Having used Gentoo and Slackware for both 1 year myself, I compiled all my kernels (and a lot of packages) from source in the past. I used to be a Gentoo fan myself, but compiling a kernel each time yourself takes a lot of time and resources (cpu power, having a slow system, patching security holes manually, spending time following security bulletins) In my case binary packages outweight the "advantages" of compiling from source.


Quote:

Originally posted by musicman_ace
Most people don't check their logs regularly, so you could disable that although my advice would be to keep it and check your logs regularly.
Already did that.


Quote:

Originally posted by RoaCh Of DisCor
I think hardware detection on linux is always slow. Compiled kernel or SuSE's default.
Maybe. That would be unfortunate.

I have a "hwscan" process lagging the entire system. But maybe it's my hardware, so I'd like to know if anyone else experiences the same problems. (with hwscan, or SuSE 9.2)

equinox 07-04-2005 05:23 AM

Quote:

Ok, let me rephrase that. Stop using RPM kernels and download the source from a kernel.org mirror.
Err... RPM is just the same thing but in a different format, i.e same files except they're packaged in an rpm. I highly doubt an rpm based kernel slows down one's sister, inact I do doubt it.

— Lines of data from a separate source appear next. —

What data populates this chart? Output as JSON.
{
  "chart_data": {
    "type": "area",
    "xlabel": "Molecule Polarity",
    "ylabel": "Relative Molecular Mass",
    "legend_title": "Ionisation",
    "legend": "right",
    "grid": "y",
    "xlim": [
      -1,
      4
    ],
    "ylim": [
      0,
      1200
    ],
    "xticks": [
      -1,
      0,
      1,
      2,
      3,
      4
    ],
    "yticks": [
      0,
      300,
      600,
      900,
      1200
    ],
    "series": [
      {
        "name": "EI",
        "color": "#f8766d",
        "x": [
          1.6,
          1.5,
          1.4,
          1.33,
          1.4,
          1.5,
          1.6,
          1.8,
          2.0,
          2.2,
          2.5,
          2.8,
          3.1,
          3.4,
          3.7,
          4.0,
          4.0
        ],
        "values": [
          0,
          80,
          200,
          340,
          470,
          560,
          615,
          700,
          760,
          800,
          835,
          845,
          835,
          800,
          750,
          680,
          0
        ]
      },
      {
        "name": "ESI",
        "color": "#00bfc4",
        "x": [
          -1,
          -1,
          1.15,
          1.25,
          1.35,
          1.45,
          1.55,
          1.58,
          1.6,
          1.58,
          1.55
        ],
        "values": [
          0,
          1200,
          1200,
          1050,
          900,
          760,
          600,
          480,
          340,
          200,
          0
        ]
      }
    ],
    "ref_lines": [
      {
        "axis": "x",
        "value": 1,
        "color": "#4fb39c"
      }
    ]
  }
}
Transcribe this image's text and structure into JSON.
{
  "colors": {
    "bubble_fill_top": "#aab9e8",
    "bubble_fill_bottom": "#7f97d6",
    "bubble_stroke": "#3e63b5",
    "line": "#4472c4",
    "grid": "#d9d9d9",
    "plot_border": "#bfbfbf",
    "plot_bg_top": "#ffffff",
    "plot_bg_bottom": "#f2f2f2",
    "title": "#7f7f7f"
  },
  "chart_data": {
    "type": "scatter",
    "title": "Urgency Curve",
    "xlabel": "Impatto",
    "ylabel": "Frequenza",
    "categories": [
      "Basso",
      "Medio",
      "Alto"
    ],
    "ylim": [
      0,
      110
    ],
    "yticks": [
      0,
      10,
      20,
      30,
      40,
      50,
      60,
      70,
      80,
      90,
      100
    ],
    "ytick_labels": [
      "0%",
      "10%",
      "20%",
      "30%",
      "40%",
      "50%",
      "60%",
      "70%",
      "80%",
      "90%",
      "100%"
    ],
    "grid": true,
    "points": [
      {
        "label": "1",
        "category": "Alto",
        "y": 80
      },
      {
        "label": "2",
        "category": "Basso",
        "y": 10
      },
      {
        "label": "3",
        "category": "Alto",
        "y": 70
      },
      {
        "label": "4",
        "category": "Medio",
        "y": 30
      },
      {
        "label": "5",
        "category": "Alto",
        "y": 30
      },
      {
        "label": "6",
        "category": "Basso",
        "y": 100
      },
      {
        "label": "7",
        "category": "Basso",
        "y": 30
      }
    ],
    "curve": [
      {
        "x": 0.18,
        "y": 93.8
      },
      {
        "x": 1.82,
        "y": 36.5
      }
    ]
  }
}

RoaCh Of DisCor 07-04-2005 08:50 PM

The only thing is it's generic *made for most systems in general..not yours*...so I don't think it would be very optimized. You could disable un needed stuff by compiling it yourself. However, I really don't think you'd feel much difference.

equinox 07-05-2005 01:27 AM

I have 1GB of RAM and a 3.06GHZ HT CPU, I couldn't be botherred really ;-).

yapp 07-05-2005 02:41 AM

Quote:

Originally posted by RoaCh Of DisCor
The only thing is it's generic *made for most systems in general..not yours*...so I don't think it would be very optimized.
I did a "make cloneconfig && make menuconfig" with the official SuSE kernel sources. They are optmized for i586 machines and up.

Quote:

Originally posted by RoaCh Of DisCor
You could disable un needed stuff by compiling it yourself. However, I really don't think you'd feel much difference.
SuSE compiles all drivers as modules, meaning they are not loaded until you use them. There is no need to disable all kinds of stuff, there isn't much sitting in the way. Besides, it ain't amusing if you need to recompile your kernel because you want to use your floppy driver or experiment with NFS. :p Been there, done that, got the T-shirt.